The Scene Is Now’s Chris Nelson once sang, "They’re just 24 hours, from the vine to the brine/But you gotta let ’em soak for a long, long time/Oh, the well-made pickle is a taste sublime." The lines could describe the band’s approach to their craft. "Some elements may be off-the-cuff," says Nelson, "but by the time I say, ‘These are the lyrics,’ I’ve looked at every syllable hundreds of times." The Scene’s career has proceeded on a similar timetable: the recent Songbirds Lie (Tongue Master) is their first widely available release since 1988’s Tonight We Ride.

The roots of founders Nelson and Phil Dray lie deep in New York’s ideologically noisy no-wave scene: they formed Information in the late ’70s with drummer Rick Brown. (Nelson may even have coined the movement’s name in New York Rocker and his own fanzine NO.) "That approach didn’t exactly encourage adherence to traditional song structure," Dray recalls. The first Scene Is Now single ("1150 Lbs.") and album (Burn All Your Records), both from 1981, were song-based but spontaneous, with the traditional skills of second guitarist Dick Champ and drummer Jeff McGovern offset by Dray’s oblique keyboard, harmonica, and trombone lines and Nelson’s raw guitar and vocals. Several members also played with the groovier, earnestly leftist Mofungo, but the Scene’s touch was lighter. As Nelson had it in "If Justice Hides," years later, "There’s politics in every song . . . la da dee da da-da-da."
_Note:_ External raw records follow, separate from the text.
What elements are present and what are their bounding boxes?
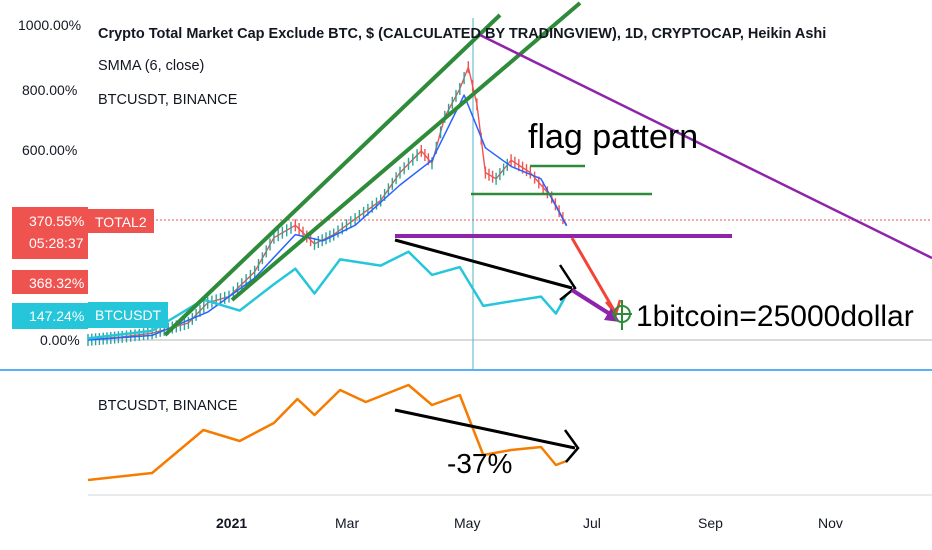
lower-pane-legend[interactable]: BTCUSDT, BINANCE	[98, 398, 238, 414]
series-line-btcusdt-binance[interactable]	[87, 250, 568, 340]
total2-badge-bg	[12, 207, 88, 259]
legend[interactable]: Crypto Total Market Cap Exclude BTC, $ (…	[98, 26, 826, 108]
x-tick-label: Mar	[335, 515, 359, 531]
y-tick-label: 800.00%	[22, 82, 77, 98]
countdown-label: 05:28:37	[29, 235, 84, 251]
x-tick-label: Sep	[698, 515, 723, 531]
lower-pane-btc-line[interactable]	[87, 383, 568, 482]
drawings[interactable]	[163, 1, 932, 463]
flag-pattern-annotation[interactable]: flag pattern	[528, 118, 698, 156]
legend-title[interactable]: Crypto Total Market Cap Exclude BTC, $ (…	[98, 26, 826, 42]
total2-badge[interactable]: 370.55% 05:28:37 TOTAL2	[12, 207, 154, 259]
btc-badge[interactable]: 147.24% BTCUSDT	[12, 302, 168, 329]
x-tick-label: 2021	[216, 515, 247, 531]
green-trendline-2[interactable]	[230, 1, 582, 302]
btc-name-bg	[88, 302, 168, 328]
purple-trendline-resistance[interactable]	[479, 33, 932, 260]
black-arrowhead-upper	[558, 264, 577, 301]
black-arrow-lower[interactable]	[394, 408, 576, 450]
purple-arrow[interactable]	[570, 288, 615, 318]
legend-compare-symbol[interactable]: BTCUSDT, BINANCE	[98, 92, 238, 108]
btc-price-label: 147.24%	[29, 308, 84, 324]
smma-badge-bg	[12, 270, 88, 294]
x-tick-label: Nov	[818, 515, 843, 531]
black-arrow-upper[interactable]	[394, 238, 573, 290]
drop-annotation[interactable]: -37%	[447, 448, 512, 479]
btc-name-label: BTCUSDT	[95, 307, 162, 323]
red-arrow[interactable]	[570, 237, 617, 313]
series-line-total2[interactable]	[87, 66, 568, 341]
smma-badge[interactable]: 368.32%	[12, 270, 88, 294]
series-line-smma-6-close-[interactable]	[87, 94, 568, 341]
legend-indicator[interactable]: SMMA (6, close)	[98, 58, 204, 74]
smma-price-label: 368.32%	[29, 275, 84, 291]
x-axis[interactable]: 2021 Mar May Jul Sep Nov	[216, 515, 843, 531]
y-tick-label: 0.00%	[40, 332, 80, 348]
target-annotation[interactable]: 1bitcoin=25000dollar	[636, 300, 914, 333]
green-trendline-1[interactable]	[163, 13, 502, 337]
total2-name-bg	[88, 209, 154, 233]
y-tick-label: 600.00%	[22, 142, 77, 158]
y-tick-label: 1000.00%	[18, 17, 81, 33]
series-layer	[87, 61, 568, 482]
btc-badge-bg	[12, 303, 88, 329]
y-axis[interactable]: 1000.00% 800.00% 600.00% 0.00%	[18, 17, 81, 348]
x-tick-label: Jul	[583, 515, 601, 531]
total2-price-label: 370.55%	[29, 213, 84, 229]
total2-name-label: TOTAL2	[95, 214, 147, 230]
x-tick-label: May	[454, 515, 480, 531]
black-arrowhead-lower	[563, 429, 580, 463]
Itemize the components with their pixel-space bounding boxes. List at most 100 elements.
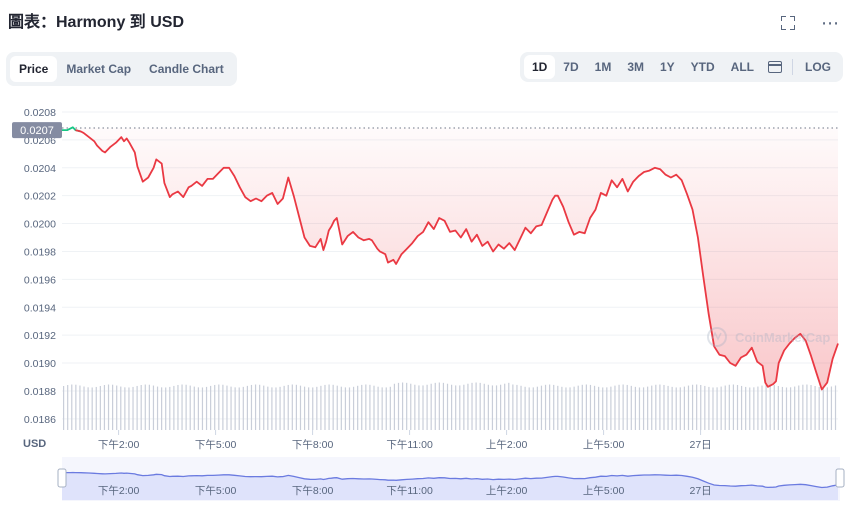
volume-bar [275, 387, 277, 430]
volume-bar [287, 384, 289, 430]
tab-1m[interactable]: 1M [594, 60, 612, 74]
volume-bar [479, 382, 481, 430]
tab-market-cap[interactable]: Market Cap [66, 62, 132, 76]
volume-bar [696, 384, 698, 430]
navigator-handle-right[interactable] [835, 468, 845, 488]
volume-bar [173, 385, 175, 430]
volume-bar [822, 387, 824, 430]
tab-all[interactable]: ALL [730, 60, 754, 74]
volume-bar [181, 384, 183, 430]
volume-bar [103, 385, 106, 430]
volume-bar [177, 384, 179, 430]
y-tick-label: 0.0192 [24, 330, 56, 342]
navigator-tick-label: 下午11:00 [386, 484, 433, 497]
volume-bar [283, 385, 285, 430]
volume-bar [99, 385, 101, 430]
volume-bar [389, 386, 391, 430]
volume-bar [148, 384, 150, 430]
volume-bar [475, 382, 477, 430]
volume-bar [385, 387, 387, 430]
volume-bar [165, 387, 167, 430]
volume-bar [95, 386, 97, 430]
volume-bar [520, 385, 522, 430]
volume-bar [214, 384, 216, 430]
volume-bar [254, 384, 257, 430]
tab-ytd[interactable]: YTD [690, 60, 715, 74]
y-tick-label: 0.0186 [24, 414, 56, 426]
volume-bar [708, 386, 710, 430]
volume-bar [426, 384, 428, 430]
current-price-label: 0.0207 [20, 125, 54, 137]
volume-bar [553, 384, 555, 430]
volume-bar [218, 384, 220, 430]
price-area [75, 128, 838, 390]
volume-bar [83, 386, 85, 430]
navigator-line [62, 471, 839, 489]
more-icon[interactable]: ⋯ [821, 13, 840, 33]
watermark-text: CoinMarketCap [735, 330, 830, 345]
tab-candle-chart[interactable]: Candle Chart [149, 62, 224, 76]
volume-bar [263, 385, 265, 430]
volume-bar [414, 384, 416, 430]
volume-bar [259, 384, 261, 430]
volume-bar [201, 387, 204, 430]
tab-1d[interactable]: 1D [523, 55, 556, 79]
x-tick-label: 下午5:00 [195, 438, 237, 451]
volume-bar [606, 387, 608, 430]
navigator-tick-label: 下午8:00 [292, 484, 334, 497]
volume-bar [365, 384, 367, 430]
tab-7d[interactable]: 7D [563, 60, 579, 74]
fullscreen-icon[interactable] [779, 14, 797, 32]
volume-bar [524, 386, 526, 430]
volume-bar [410, 383, 412, 430]
volume-bar [279, 386, 281, 430]
tab-1y[interactable]: 1Y [659, 60, 675, 74]
volume-bar [834, 385, 837, 430]
volume-bar [193, 386, 195, 430]
toolbar-divider [792, 59, 793, 75]
volume-bar [328, 384, 330, 430]
tab-3m[interactable]: 3M [627, 60, 644, 74]
volume-bar [446, 383, 449, 430]
volume-bar [585, 384, 587, 430]
volume-bar [128, 387, 130, 430]
volume-bar [491, 385, 494, 430]
volume-bar [532, 387, 534, 430]
tab-price[interactable]: Price [10, 56, 58, 82]
volume-bar [687, 385, 690, 430]
volume-bar [169, 386, 171, 430]
volume-bar [308, 387, 310, 430]
calendar-icon[interactable] [768, 61, 782, 73]
volume-bar [324, 384, 326, 430]
navigator-tick-label: 上午2:00 [486, 484, 528, 497]
y-tick-label: 0.0202 [24, 191, 56, 203]
volume-bar [798, 385, 800, 430]
volume-bar [549, 384, 551, 430]
volume-bar [516, 384, 518, 430]
navigator-tick-label: 下午5:00 [195, 484, 237, 497]
volume-bar [430, 383, 432, 430]
volume-bar [679, 387, 681, 430]
navigator-handle-left[interactable] [57, 468, 67, 488]
navigator-tick-label: 下午2:00 [98, 484, 140, 497]
currency-label: USD [23, 438, 46, 450]
volume-bar [467, 383, 469, 430]
volume-bar [205, 386, 208, 430]
volume-bar [471, 382, 473, 430]
volume-bar [242, 386, 244, 430]
volume-bar [614, 385, 616, 430]
volume-bar [161, 387, 163, 430]
volume-bar [810, 385, 812, 430]
log-toggle[interactable]: LOG [805, 60, 831, 74]
volume-bar [295, 384, 297, 430]
volume-bar [79, 385, 81, 430]
volume-bar [761, 385, 763, 430]
volume-bar [438, 382, 440, 430]
volume-bar [152, 385, 155, 430]
volume-bar [508, 382, 510, 430]
volume-bar [626, 384, 628, 430]
navigator[interactable]: 下午2:00 下午5:00 下午8:00 下午11:00 上午2:00 上午5:00 27日 [57, 457, 845, 501]
x-tick-label: 下午11:00 [386, 438, 433, 451]
x-tick-label: 27日 [689, 439, 711, 451]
The band’s profile rose in the late ’80s as major indie Twin/Tone distributed their Lost Records imprint for Total Jive and Tonight We Ride, both with backing by Pere Ubu bassist Tony Maimone and dB’s drummer Will Rigby. Two ’90s outings after Champ’s departure and Twin/Tone’s implosion — the cassette-only Shotgun Wedding, and the barely-distributed CD-R Let’s Straighten It Out — were practically samizdat. (Bar-None’s best-of The Oily Years, still in print, samples from all but the last.) "To us, it seemed we were working right along," Dray says, "but we disappeared from anyone else’s thoughts."

Songbirds Lie marks the Scene’s return to full-band status after a string of duo performances. Nelson and Dray have found another solid rhythm section in Sue Garner (also Brown’s partner) and Robert Dennis (Fire in the Kitchen/Tono-Bungay), but two newer collaborators deserve equal credit. Multi-instrumentalist Greg Peterson corresponded with Dray as a lone fan in Iowa; after moving to New York in 2000, he was drafted for live work. Trumpeter Steven Levi, whose jazz pedigree includes a stint gigging with Cecil Taylor, came aboard at almost the same time.

"This is the first time in many years Phil and I have had other people bringing in material," says Nelson. Peterson has self-released several solo discs; here he contributes music to the autumnal ballad "Falling Leaves" and two others, though he’s happy to leave the words to his elders. Levi’s "Going to Where It’s Green" is largely his handiwork. A second cousin to Talking Heads’ "Nothing But Flowers," it’s the disc’s most immediately accessible track, as Nelson — who admits to making "small adjustments" to the lyrics — ticks off the dubious pleasures of a country weekend over a ska-goes-Broadway arrangement: "The air is so damn clean/I’d better bring a magazine."

The disc’s core nonetheless remains the leaders’ knack for sophisticated play. "Machiavelli" sets quotations from the father of European political cynicism over lopsided blues-piano riffing. "A man must learn how to act like a beast/Or a half-man and a half-beast," Nelson howls, sounding like exactly that. The first of the bookending instrumentals, "T.S.I.N. Fight Song," undercuts a showy trumpet fanfare with squalling guitar, as though James Chance had invaded a Bacharach date; the closing "Molasses, 25 Cents" hangs together as loosely as 1981’s Poulenc-inspired "Rope." Given their working pace, the Scene Is Now’s return to public view could have been a soggy dill chip; instead, Songbirds Lie is as tart and crisp as a just-sliced half-sour. You could even call it sublime.